La Presse Anarchiste

Bibliographie

Les Gens chics, par Gyp, avec « images col­oriées » par Bob, 1 vol., 3 F. 50, chez Char­p­en­tier et Fasquelle, 11, rue de Grenelle.

Lorsque, dans les œuvres de P. Hervieu, de Lavedan, on lit l’érein­te­ment de ce que l’on est con­venu d’ap­pel­er le « grand monde », on ignore si ces messieurs ne par­lent pas d’une chose qu’ils n’ont fait qu’apercevoir de loin, on ignore s’ils en font par­tie. Ont-ils vu ce qu’ils décrivent ?

Mais lorsqu’il s’ag­it de Gyp, impos­si­ble de douter. Ici l’écrivain con­naît le monde dont il par­le, c’est son milieu.

On sait que ce pseu­do­nyme cache une per­son­nal­ité fémi­nine qui porte un des anciens noms de l’ar­mo­r­i­al français. Et lorsque Gyp par­le des Gens chics, on peut être cer­tain qu’il les con­naît. Or, si P. Hervieu et Lavedan sont mor­dants pour le « beau monde », Gyp est impi­toy­able ; ce n’est plus une cri­tique, ni de l’ironie, c’est un réquisitoire.

Avec Les Gens chics nous avons lu De haut en bas, Le Jour­nal d’un philosophe : après cela il n’est plus per­mis d’avoir d’il­lu­sions sur le « grand monde » : la méchanceté, la calom­nie, l’avarice, le prox­énétisme, sous toutes ses formes, jusqu’à celle du mari « com­plaisant », toutes les pour­ri­t­ures qu’en­gen­dre la société cap­i­tal­iste, y font florès comme partout, avec cette aggra­va­tion que si, en bas, cer­tains « philosophes » acceptent de laiss­er bouil­lir la mar­mite du ménage avec le pro­duit de cer­taines com­plai­sances de leur moitié, c’est pour vivre. En haut, c’est pour « briller » dans le monde, parce que, avec soix­ante mille francs de rente, on est pauvre.

Et, ce qu’il y a de bien, c’est que le « beau monde » ferme les yeux du moment que l’on sauve­g­arde les apparences, se faisant ain­si com­plice des choses qu’il tolère.

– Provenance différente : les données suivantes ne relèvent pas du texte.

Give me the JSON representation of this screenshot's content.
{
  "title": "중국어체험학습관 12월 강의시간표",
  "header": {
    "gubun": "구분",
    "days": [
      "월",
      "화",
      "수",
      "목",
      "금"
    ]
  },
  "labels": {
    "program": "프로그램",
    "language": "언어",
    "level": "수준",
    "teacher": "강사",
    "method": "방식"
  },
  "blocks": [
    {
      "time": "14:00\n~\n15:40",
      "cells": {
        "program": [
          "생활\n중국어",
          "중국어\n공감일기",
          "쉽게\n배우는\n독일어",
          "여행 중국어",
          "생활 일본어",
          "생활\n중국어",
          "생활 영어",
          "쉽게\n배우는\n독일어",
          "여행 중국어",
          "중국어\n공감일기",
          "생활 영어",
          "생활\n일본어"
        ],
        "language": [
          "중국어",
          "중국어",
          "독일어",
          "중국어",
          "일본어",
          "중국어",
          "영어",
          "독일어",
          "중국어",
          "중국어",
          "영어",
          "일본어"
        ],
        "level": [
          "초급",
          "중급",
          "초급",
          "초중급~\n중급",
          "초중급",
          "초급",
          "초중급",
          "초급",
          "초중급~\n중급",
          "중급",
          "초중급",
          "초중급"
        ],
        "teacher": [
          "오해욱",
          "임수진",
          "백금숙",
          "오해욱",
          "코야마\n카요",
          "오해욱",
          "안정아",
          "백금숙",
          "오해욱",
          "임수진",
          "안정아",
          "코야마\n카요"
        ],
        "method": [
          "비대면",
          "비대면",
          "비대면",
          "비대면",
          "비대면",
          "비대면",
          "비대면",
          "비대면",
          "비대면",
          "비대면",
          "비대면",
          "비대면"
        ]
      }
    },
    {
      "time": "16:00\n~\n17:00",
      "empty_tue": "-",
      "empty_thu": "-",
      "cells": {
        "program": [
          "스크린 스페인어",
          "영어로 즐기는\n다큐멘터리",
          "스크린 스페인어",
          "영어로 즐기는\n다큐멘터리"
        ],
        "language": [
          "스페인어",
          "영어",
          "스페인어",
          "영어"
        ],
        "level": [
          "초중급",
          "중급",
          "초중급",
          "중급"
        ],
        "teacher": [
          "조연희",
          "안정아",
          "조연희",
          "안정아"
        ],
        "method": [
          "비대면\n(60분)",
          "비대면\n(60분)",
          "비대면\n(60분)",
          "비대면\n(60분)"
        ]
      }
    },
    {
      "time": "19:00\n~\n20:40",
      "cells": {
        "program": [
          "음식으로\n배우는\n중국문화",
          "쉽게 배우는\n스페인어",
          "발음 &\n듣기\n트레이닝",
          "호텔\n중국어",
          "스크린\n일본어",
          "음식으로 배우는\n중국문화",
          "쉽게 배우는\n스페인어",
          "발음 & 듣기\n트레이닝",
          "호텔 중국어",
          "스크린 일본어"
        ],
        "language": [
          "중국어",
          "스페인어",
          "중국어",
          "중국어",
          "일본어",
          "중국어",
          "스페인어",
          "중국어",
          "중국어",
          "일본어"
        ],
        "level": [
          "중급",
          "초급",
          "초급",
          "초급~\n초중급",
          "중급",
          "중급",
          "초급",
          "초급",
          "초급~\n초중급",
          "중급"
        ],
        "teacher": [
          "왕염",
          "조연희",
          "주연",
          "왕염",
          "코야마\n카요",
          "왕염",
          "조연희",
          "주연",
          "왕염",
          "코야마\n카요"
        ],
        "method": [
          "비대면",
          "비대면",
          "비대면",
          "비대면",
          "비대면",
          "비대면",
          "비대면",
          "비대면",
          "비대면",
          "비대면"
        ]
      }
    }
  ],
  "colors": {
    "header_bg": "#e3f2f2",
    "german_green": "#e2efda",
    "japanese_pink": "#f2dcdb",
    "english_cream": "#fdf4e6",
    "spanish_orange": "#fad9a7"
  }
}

Gyp, il est vrai, s’at­taque prin­ci­pale­ment à la finance juive, c’est ce monde qu’il abomine, pour qui il est sans pitié et dont il fait découler tout le mal.

La « vraie noblesse » — celle de l’ar­mo­r­i­al, — a, évidem­ment, ses sym­pa­thies, c’est d’elle qu’il tire ses per­son­nages pro­pres, qui refusent de se laiss­er cor­rompre par l’ar­gent d’Is­raël ; mais, mal­gré tout, il faut bien croire que le milieu est entamé que le bla­son n’est plus une arme défen­sive, car, si la banque juive four­nit le « monde qui achète », la noblesse française four­nit le « monde qui se vend ». Quels sont les plus sales ?

Vin­dex

Nous avons reçu :

El Esta­do, par A. Loren­zo, brochure à 0 F. 25, pub­liée par la Bib­liote­ca acra­ta, Mar­gar­it, 9, tien­da, Barcelone.

Lég­is­la­tion directe, brochure à 0 F. 20, par M. Char­nay, chez Alle­mane, 51, rue Saint-Sauveur.

La société col­lec­tiviste, brochure à 0 F 20. — Résumé pop­u­laire du social­isme, 0 F. 20. — Pour et con­tre le col­lec­tivisme, 0 F. 25, toutes trois par H. Bris­sac, à la Petite République, 142, rue Montmartre.

Six derniers brevets ou Tes­ta­ment Hon­oré, pla­que­tte, chez Hon­oré, 2, quai des Célestins. 

La Grève générale, par D. Descamps, brochure, à la Ques­tion sociale, 5, rue Théophile Gautier.

Un mot sur le Social­isme inté­gral de Ch. Fouri­er, par P.E. Lav­i­ron, brochure, chez Alle­mane, 51, rue Saint-Sauveur

Pri­mo pas­so all’ anar­chia, par Milano Edouard, brochure à 0 F. 20, à The Torch, 127, Ossul­ston street, Lon­don, N. W.

Société coopéra­tive de l’or­phe­li­nat ratio­nal­iste (statuts), chez Deluc, 78, rue de la Croix, Ixelles ou Chas­saing, 180, rue du Col­lège, Ixelles, Belgique.